Well, in the fourth quarter, the 2.3%, I think it was, price increase. I would call that, call them predominantly price increase, because the surcharges that Derwin referred to, started March 31, and May 9. So, it's kind of after the end of the fourth quarter. So the bulk of it, by the way was 2.6%, was predominantly price increases.

Holden Lewis - BB&T

Okay. So we can kind of expect that pricing piece to go up in upcoming quarters, given the surcharges ticking in. Or are you anniversaring something?

Derwin Gilbreath

I think the price increase was on January.

Timothy Tevens

January the 10th.

Derwin Gilbreath

January 5th what else..

Timothy Tevens

So on a go forward basis will the surcharges affect the price increase in a positive way?

Derwin Gilbreath

[Deadline].

Timothy Tevens

Certainly, that is a logical tradition to have.

Holden Lewis - BB&T

Right. Because you are working up and January 5, '08 price increase, so we have a full year of that plus the surcharges will add on top of that too.

Timothy Tevens

Right.

Derwin Gilbreath

It's only a slice of that business, certain rigging and chain product.

Timothy Tevens

Yeah, good point, it's not the whole business so you can't apply that to 620 million, you got to apply to a much smaller base.

Holden Lewis - BB&T

That 260 goes up to some extent. Okay, alright, thank you.

Timothy Tevens

Thank you.

Operator

The next question is from [Russ Steifer], Raymond James.

Russ Steifer - Raymond James

Good morning guys. Couple of questions for you, on the tire shredder the two large orders that you have had. Were those all completed during the quarter or do they -- are they going to fluctuate in Q1 and Q2 or how long is that going to play out?

Timothy Tevens

No, they were completed in shift and we’ve recognized revenue in the fourth quarter.

Russ Steifer - Raymond James

Okay, and that's a non recurring kind of order thing or is it one time.

Timothy Tevens

Yes, all of their business is non-recurring to a degree, but they make a variety of tire handling products that are sold globally, and basically they sell products to separate the steel from the chrome rubber of the tire and that demand is huge around the world.

Russ Steifer - Raymond James

Okay. Secondly, do you have a breakdown of the gross margin percentage for solutions excluding the Univeyor and what would margins have been in our business, if it wasn't there and how do those compare to last year?

Timothy Tevens

We don't normally break that out, but I think that you can motivate back to that number.

Russ Steifer - Raymond James

You gave us the operating income, I don't think you gave us --

Timothy Tevens

Yeah, I am sorry we don't go to that level of detail, we won't disclose that.

Russ Steifer - Raymond James

Okay, thank you.

Timothy Tevens

Thank you.

Operator

(Operator Instructions). There are no other questions.

Timothy Tevens

Thank you, Brenda. In summary, let me tell you that we are poised to grow profitably with the strong balance sheet and very solid at this point in growing markets with the strong market position in North America and excellent cash flows. Our use to free cash flow will continue to be part of reduced debt, and we are still focusing our attention on products oriented both on acquisitions that can add market presence where we have a small or no presence, and to our product portfolio where we can leverage our existing distribution channels and branding strength.

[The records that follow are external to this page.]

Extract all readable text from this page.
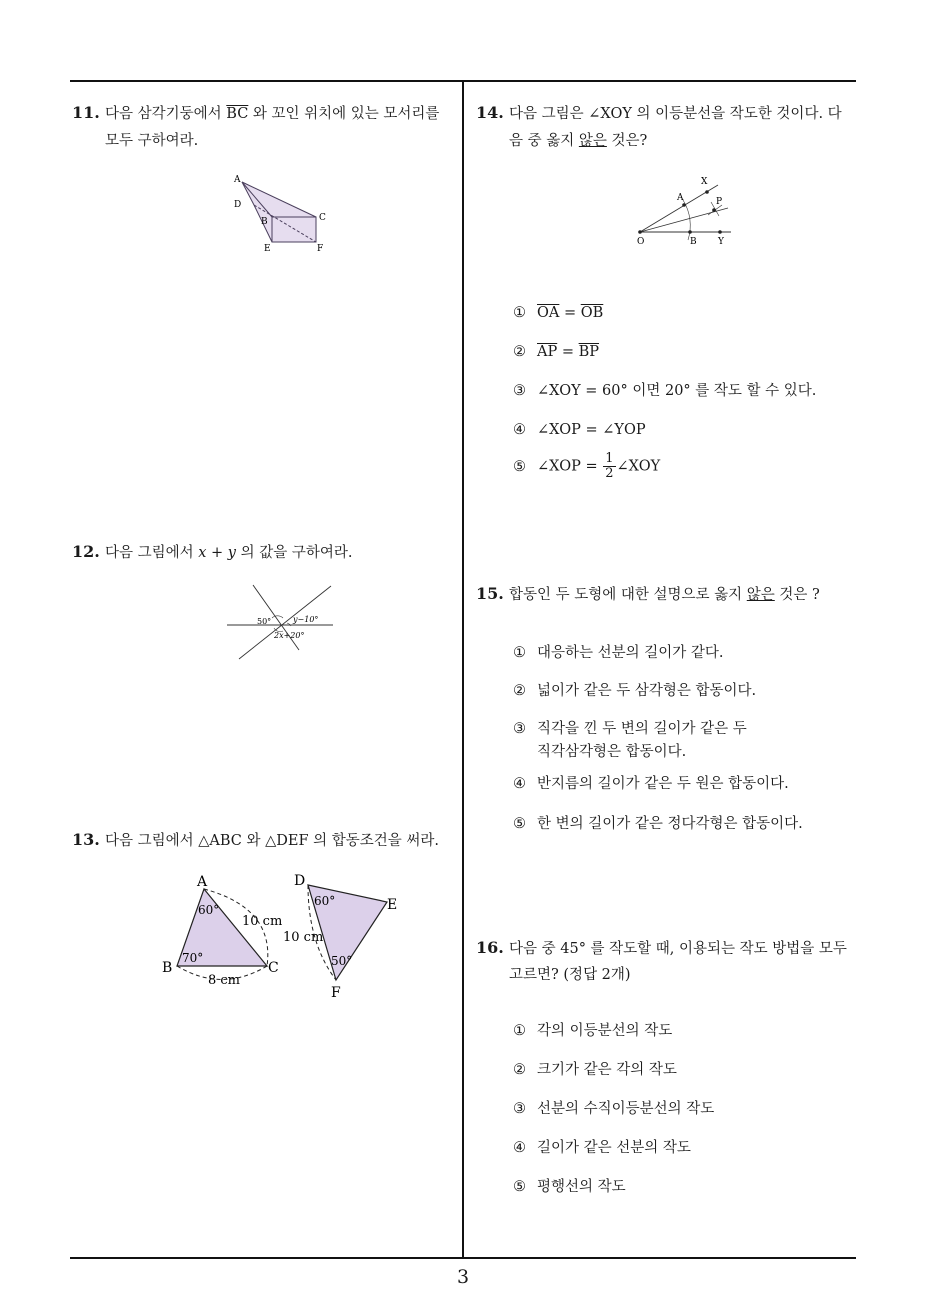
11. 다음 삼각기둥에서 $\overline{BC}$ 와 꼬인 위치에 있는 모서리를
모두 구하여라.
A
D
B	C
E	F
12. 다음 그림에서 x + y 의 값을 구하여라.
50°	y−10°
2x+20°
13. 다음 그림에서 △ABC 와 △DEF 의 합동조건을 써라.
A
B	C
60°
70°
10 cm
8 cm
D
E
F
60°
50°
10 cm
14. 다음 그림은 ∠XOY 의 이등분선을 작도한 것이다. 다
음 중 옳지 않은 것은?
X
A	P
O	B Y
① $\overline{OA} = \overline{OB}$
② $\overline{AP} = \overline{BP}$
③ ∠XOY = 60° 이면 20° 를 작도 할 수 있다.
④ ∠XOP = ∠YOP
⑤ ∠XOP = $\frac{1}{2}$ ∠XOY
15. 합동인 두 도형에 대한 설명으로 옳지 않은 것은 ?
① 대응하는 선분의 길이가 같다.
② 넓이가 같은 두 삼각형은 합동이다.
③ 직각을 낀 두 변의 길이가 같은 두
직각삼각형은 합동이다.
④ 반지름의 길이가 같은 두 원은 합동이다.
⑤ 한 변의 길이가 같은 정다각형은 합동이다.
16. 다음 중 45° 를 작도할 때, 이용되는 작도 방법을 모두
고르면? (정답 2개)
① 각의 이등분선의 작도
② 크기가 같은 각의 작도
③ 선분의 수직이등분선의 작도
④ 길이가 같은 선분의 작도
⑤ 평행선의 작도
3
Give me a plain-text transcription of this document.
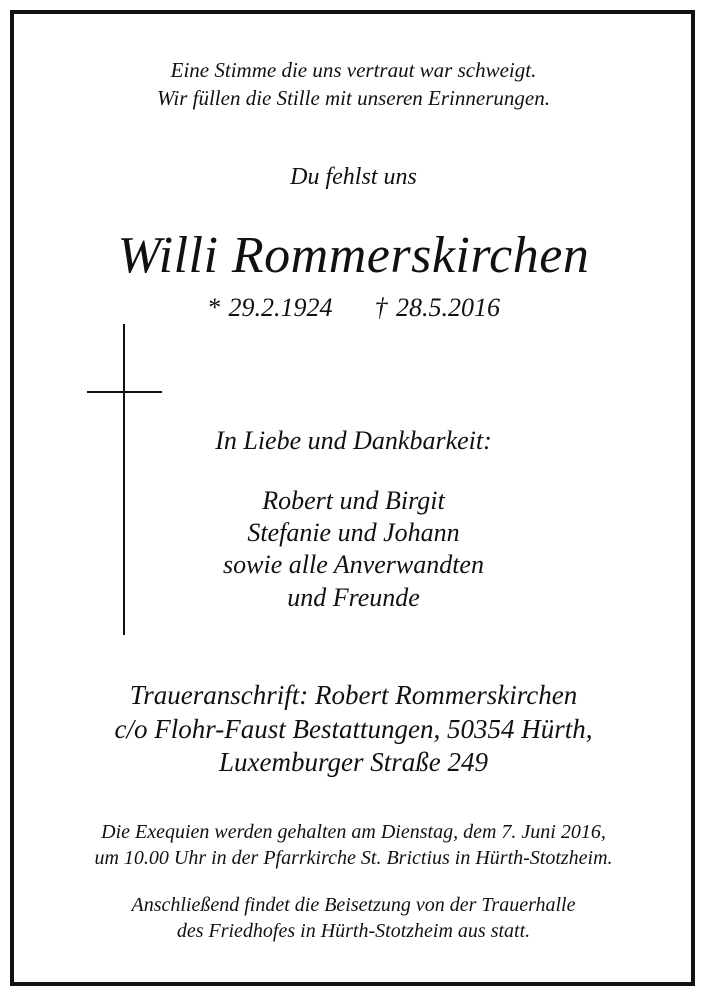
Eine Stimme die uns vertraut war schweigt.
Wir füllen die Stille mit unseren Erinnerungen.
Du fehlst uns
Willi Rommerskirchen
* 29.2.1924 † 28.5.2016
In Liebe und Dankbarkeit:
Robert und Birgit
Stefanie und Johann
sowie alle Anverwandten
und Freunde
Traueranschrift: Robert Rommerskirchen
c/o Flohr-Faust Bestattungen, 50354 Hürth,
Luxemburger Straße 249
Die Exequien werden gehalten am Dienstag, dem 7. Juni 2016,
um 10.00 Uhr in der Pfarrkirche St. Brictius in Hürth-Stotzheim.
Anschließend findet die Beisetzung von der Trauerhalle
des Friedhofes in Hürth-Stotzheim aus statt.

Combine with this our lean initiatives cost reduction activities, investments in new products and markets and we are well positioned to have a very solid 2009 fiscal year. The Univeyor divestiture is well under way and our expectations are that we will complete the sale in the near future. I would like to thank all of our Columbus McKinnon associates around the world for their hard work and ultimate success in making this quarter and the fiscal year a very good success. As always, we appreciate your time today, have a great day.

Operator

To listen to a replay of today's conference, please dial 866-463-4962. Thank you for attending today's conference and have a great day. You may disconnect your phone lines at this time.